Der Rentenversicherungsträger versucht Ihr Berufsbild zu klären, um eventuell eine Rente wegen teilweiser Erwerbsminderung bei Berufsunfähigkeit zu gewähren. Hierbei ist es wichtig, ob sie z.B. als Facharbeiter und wie lange Sie schon in dieser Beschäftigung eingesetzt sind. Sprechen Sie mit Ihrem Arbeitgeber. Sollte er nicht bereit sein, seine Meinung zu ändern, dann können Sie dies dem Rentenversicherungsträger zwar mitteilen, ob er Ihrer Ansicht dann folgen wird, werden Sie erst bei Bescheiderteilung feststellen können.
Schon jetzt rechtliche Schritte einzuleiten ist gar nicht möglich. Ein Widerspruch ist erst möglich, wenn Sie durch den Rentenversicherungsträger beschwert sind. Dies setzt aber eine Außenwirkung voraus. Diese Außenwirkung liegt aber erst mit Bescheiderteilung vor.

von
Westi

Nach welcher Rechtsgrundlage darf der RV-Träger die Daten beim - früheren - Arbeitgeber erfragen?
Eine enstsprechende Einwilligung des Antragstellers findet sich weder in dem Vordruck R 100 noch in dem R 210!
Nach welcher Rechtsgrundlage ist der - frühere - Arbeitgeber verpflichtet, die Auskunft zu erteilen?

von
Stefan

Rechtsgrundlage für die Verpflichtung des Arbeitgebers ist §98 SGB X .
Rechtsgrundlage für die Erhebung der Daten sind die §§ 67 ff SGB X.
Im übrigen wäre der Versicherte sowieso verpflichtet, eine entsprechende Anfrage weiterzuleiten , da ansonsten der Antrag abgelehnt werden könnte.

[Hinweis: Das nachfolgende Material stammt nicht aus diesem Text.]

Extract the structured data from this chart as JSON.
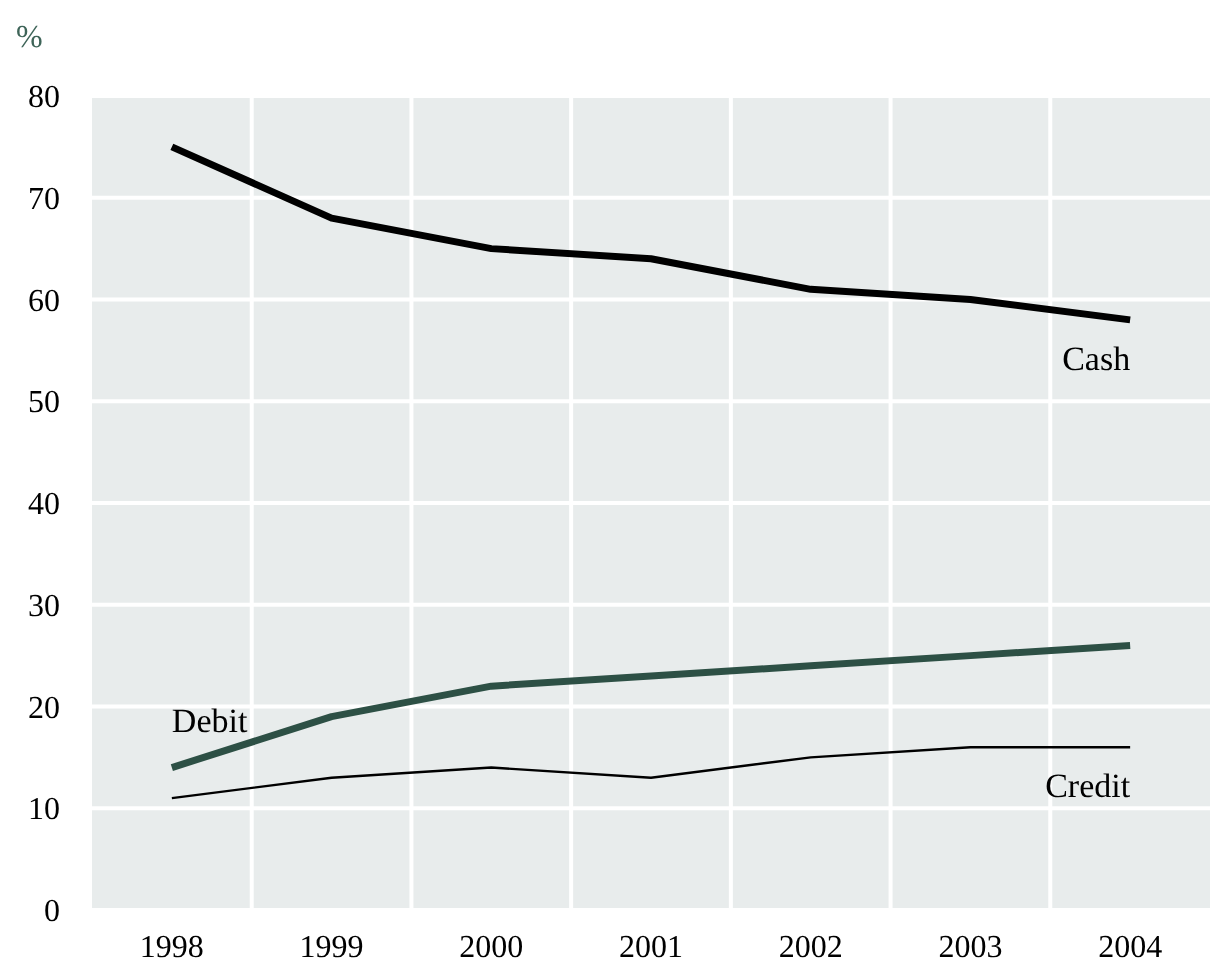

Sollte nicht gewünscht werden, dass die Anfrage beim Arbeitgeber erfolgt, dann kann dies selbstverständlich angegeben werden und ist dann auch zu beachten.

Experten-Antwort

Angaben des Arbeitgebers zur ausgeübten Tätigkeit

Dem Beitrag von Stefan wird zugestimmt. Allerdings mit dem Hinweis, dass es kein generelles Widerspruchsrecht gegen die Datenerhebung des Rentenversicherungsträgers beim Arbeitgeber gibt. Die Frage kann aber dahingestellt bleiben, da selbst wenn der Arbeitgeber dem Widerspruch zu folgen hätte, dies beim Versicherten zur Versagung der Rente führen könnte, da er nicht ausreichend mitgewirkt hat (§ 66 SGB I). Dies setzt natürlich voraus, dass die Datenerhebung durch den Rentenversicherungsträger notwendig ist. Für die Frage, ob eine Rente wegen teilweiser Erwerbsminderung wegen Berufsunfähigkeit zu gewähren ist, ist aber die Klärung des Berufsbildes unabdingbares Kriterium zur Feststellung der Anspruchsvoraussetzungen. Einfacher ausgedrückt, ohne dieses Daten kann der Rentenversicherungsträger keine sachlich korrekte Entscheidung fällen. Dieses Prinzip gilt aber auch in allen anderen Rechtsgebieten. Eine Behörde kann nicht willkürlich und ohne sachlichen Grund Daten erheben. Sofern dies aber zur Klärung des Sachverhaltes eines entsprechenden Antrages notwendig ist, dann darf Sie selbstverständlich dieses Daten erheben. Will der Bürger nicht, dass unbedingt notwendige Daten erhoben werden, dann darf er keinen Antrag stellen, der die Behörde notwendigerweise zu einer entsprechenden Datenerhebung verpflichtet.

von
klaus

Hallo lieber Experte !
kann ich in meinem laufenden EM-Rentenverfahren, die Angaben meines frühern Arbeitgebers an die DRV nachträglich einsehen, um zu prüfen ob die gemachten Angaben der Wahrheit entsprechen.

Im Voraus vielen Dank für Ihre Auskunft.

Gruß Klaus !

von
Stefan

Ich würde es mit einer Akteneinsicht versuchen (n kurzes Schreiben dürfte ausreichen) , oder noch einfacher (weil sie dann die Streitpunkte gleich klären können) beim Arbeitgeber vorsprechen und sich das Schreiben zeigen lassen.

von
götz

Ja Ja dann sieht es in meinem
Fall so aus das mein Arbg entw. leichtfertig,od aus unkenntnis solche Angaben der RV mitgeteilt hat!!!!
Eigentlich sollte er über das berufsbild (Berufsgruppenkatalog) bei mir
Gr. 6 Facharbeiter Verkauf mehr wissen!!!
Auch unter berufenet.arbeitsamt kann man
ja alles nachlesen !!

Was mich doch wundert ist,
das dem sachbearbeiter der RV
nicht aufgefallen ist ,das die Angaben des Arbg so auffällig
von dem berufsbild, wie im
berufsgruppenkatalog der Rv
aufgeführt sind abweichen.

natürlich hatte ich das Schreiben meines AG das fälschlicherweise bei mir gelandet ist an dieRV Weitergeleitet .
Jetzt kann ich nur abwarten
Was die RV schreibt.

Experten-Antwort

Abwarten! Genau diesen Vorschlag hatten wir Ihnen bereits gemacht. Sollte der Bescheid nicht in Ihrem Sinne ausfallen, dann legen Sie innerhalb eines Monates Widerspruch ein. Ggfs. verweisen Sie darauf, dass Sie eine eventuelle Begründung nach Akteneinsicht nachreichen werden.